L’histoire célèbre d’un naufragé sur une île…

Dans ce passage, le héros du roman va devoir  fabriquer sa « maison » avec un peu de matériel récupéré dans l’épave de son bateau.

J’entrepris alors de me fabriquer les meubles indispensables dont j’avais le plus besoin, spécialement une chaise et une table. Sans cela je ne pouvais jouir du peu de bien-être que j’avais en ce monde ; sans une table, je n’aurais pu écrire ou manger, ni faire quantité de choses avec tant de plaisir.
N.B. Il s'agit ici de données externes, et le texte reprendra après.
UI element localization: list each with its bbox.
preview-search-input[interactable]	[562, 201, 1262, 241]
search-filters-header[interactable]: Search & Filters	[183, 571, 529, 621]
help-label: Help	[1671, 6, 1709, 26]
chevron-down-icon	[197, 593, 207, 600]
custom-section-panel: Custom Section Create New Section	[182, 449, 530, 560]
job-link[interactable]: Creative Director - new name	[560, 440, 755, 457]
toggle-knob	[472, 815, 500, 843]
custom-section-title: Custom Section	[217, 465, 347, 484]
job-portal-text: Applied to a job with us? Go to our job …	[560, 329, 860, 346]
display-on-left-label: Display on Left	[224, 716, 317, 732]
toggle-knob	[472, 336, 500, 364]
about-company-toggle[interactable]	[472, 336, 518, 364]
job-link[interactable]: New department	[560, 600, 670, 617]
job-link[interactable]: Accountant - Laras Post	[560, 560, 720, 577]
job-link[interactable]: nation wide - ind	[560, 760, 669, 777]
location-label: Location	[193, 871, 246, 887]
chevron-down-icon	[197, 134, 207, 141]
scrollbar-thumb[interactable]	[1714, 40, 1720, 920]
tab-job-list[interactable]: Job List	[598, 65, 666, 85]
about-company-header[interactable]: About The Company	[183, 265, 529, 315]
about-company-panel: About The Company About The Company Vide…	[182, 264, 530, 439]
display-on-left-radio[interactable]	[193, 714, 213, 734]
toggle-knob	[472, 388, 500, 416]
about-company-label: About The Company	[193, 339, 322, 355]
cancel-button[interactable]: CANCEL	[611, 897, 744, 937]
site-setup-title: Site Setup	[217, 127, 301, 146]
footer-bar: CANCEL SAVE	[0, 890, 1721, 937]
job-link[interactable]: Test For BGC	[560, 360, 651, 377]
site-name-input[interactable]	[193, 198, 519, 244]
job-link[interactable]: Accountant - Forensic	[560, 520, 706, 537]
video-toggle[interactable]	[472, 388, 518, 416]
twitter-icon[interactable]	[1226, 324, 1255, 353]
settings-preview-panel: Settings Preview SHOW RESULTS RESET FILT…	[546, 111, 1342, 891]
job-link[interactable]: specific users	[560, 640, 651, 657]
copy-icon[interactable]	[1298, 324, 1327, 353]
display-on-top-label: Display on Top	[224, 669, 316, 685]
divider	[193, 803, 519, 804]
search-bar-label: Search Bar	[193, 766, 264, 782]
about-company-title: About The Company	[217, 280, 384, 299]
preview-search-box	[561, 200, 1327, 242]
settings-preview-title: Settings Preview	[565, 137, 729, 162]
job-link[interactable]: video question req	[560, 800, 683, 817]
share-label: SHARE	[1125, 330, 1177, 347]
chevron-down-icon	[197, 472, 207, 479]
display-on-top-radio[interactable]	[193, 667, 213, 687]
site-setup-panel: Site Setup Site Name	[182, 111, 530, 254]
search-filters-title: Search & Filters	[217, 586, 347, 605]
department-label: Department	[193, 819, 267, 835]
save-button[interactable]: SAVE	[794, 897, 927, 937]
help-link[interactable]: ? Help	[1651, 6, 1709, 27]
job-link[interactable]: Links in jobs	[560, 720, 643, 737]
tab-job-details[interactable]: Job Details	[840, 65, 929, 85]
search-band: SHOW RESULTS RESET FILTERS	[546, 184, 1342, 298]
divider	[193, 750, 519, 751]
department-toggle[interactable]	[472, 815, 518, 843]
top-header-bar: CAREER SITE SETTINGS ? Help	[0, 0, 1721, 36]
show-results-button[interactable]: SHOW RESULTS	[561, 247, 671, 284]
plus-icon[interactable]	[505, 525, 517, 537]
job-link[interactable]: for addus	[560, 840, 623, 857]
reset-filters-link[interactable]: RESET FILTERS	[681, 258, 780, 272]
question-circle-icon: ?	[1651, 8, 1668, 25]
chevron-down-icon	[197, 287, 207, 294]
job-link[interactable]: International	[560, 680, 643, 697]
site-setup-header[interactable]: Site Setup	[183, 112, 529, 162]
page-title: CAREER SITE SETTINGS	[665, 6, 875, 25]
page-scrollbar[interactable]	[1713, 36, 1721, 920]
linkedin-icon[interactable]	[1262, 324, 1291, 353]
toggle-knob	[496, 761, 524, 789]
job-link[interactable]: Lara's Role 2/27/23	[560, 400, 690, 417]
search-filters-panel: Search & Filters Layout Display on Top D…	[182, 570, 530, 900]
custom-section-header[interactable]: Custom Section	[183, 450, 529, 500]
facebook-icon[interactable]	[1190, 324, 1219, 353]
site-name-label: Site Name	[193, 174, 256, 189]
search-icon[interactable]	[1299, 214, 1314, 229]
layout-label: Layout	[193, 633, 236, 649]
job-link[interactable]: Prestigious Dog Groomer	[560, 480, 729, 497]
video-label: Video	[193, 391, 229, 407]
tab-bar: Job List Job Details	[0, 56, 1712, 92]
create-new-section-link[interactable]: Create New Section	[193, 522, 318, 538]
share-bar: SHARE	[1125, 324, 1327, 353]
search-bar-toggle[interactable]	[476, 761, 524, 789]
Je me mis donc à l’œuvre ; et ici je constaterai nécessairement cette observation, que la raison étant l’essence et l’origine des mathématiques, tout homme qui base chaque chose sur la raison, et juge des choses le plus raisonnablement possible, peut, avec le temps, passer maître dans n’importe quel art mécanique. Je n’avais, de ma vie, manié un outil ; et pourtant, à la longue, par mon travail, mon application, mon industrie, je reconnus enfin qu’il n’y avait aucune des choses qui me manquaient que je n’eusse pu faire, surtout si j’avais eu des instruments. Quoi qu’il en soit, sans outils, je fabriquai quantité d’ouvrages ; et seulement avec une hache et une herminette, je vins à bout de quelques-uns qui, sans doute, jusque-là, n’avaient jamais été faits ainsi ; mais ce ne fut pas sans une peine infinie. Par exemple, si j’avais besoin d’une planche, je n’avais pas d’autre moyen que celui d’abattre un arbre, de le coucher devant moi, de le tailler des deux côtés avec ma cognée jusqu’à le rendre suffisamment mince, et de le dresser ensuite avec mon herminette. Il est vrai que par cette méthode je ne pouvais tirer qu’une planche d’un arbre entier ; mais à cela, non plus qu’à la prodigieuse somme de temps et de travail que j’y dépensais, il n’y avait d’autre remède que la patience. Après tout, mon temps ou mon labeur était de peu de prix, et il importait peu que je l’employasse d’une manière ou d’une autre.
Comme je l’ai dit plus haut, je me fis en premier lieu une chaise et une table, et je me servis, pour cela, des bouts de bordages que j’avais tirés du navire. Quand j’eus façonné des planches, je plaçai de grandes tablettes, larges d’un pied et demi, l’une au-dessus de l’autre, tout le long d’un côté de ma grotte, pour poser mes outils, mes clous, ma ferraille, en un mot pour assigner à chaque chose sa place, et pouvoir les trouver aisément. J’enfonçai aussi quelques chevilles dans la paroi du rocher pour y pendre mes mousquets et tout ce qui pouvait se suspendre.
Si quelqu’un avait pu visiter ma grotte, à coup sûr elle lui aurait semblé un entrepôt général
d’objets de nécessité. J’avais ainsi toutes choses si bien à ma main, que j’éprouvais un vrai plaisir à voir le bel ordre de mes effets, et surtout à me voir à la tête d’une si grande provision.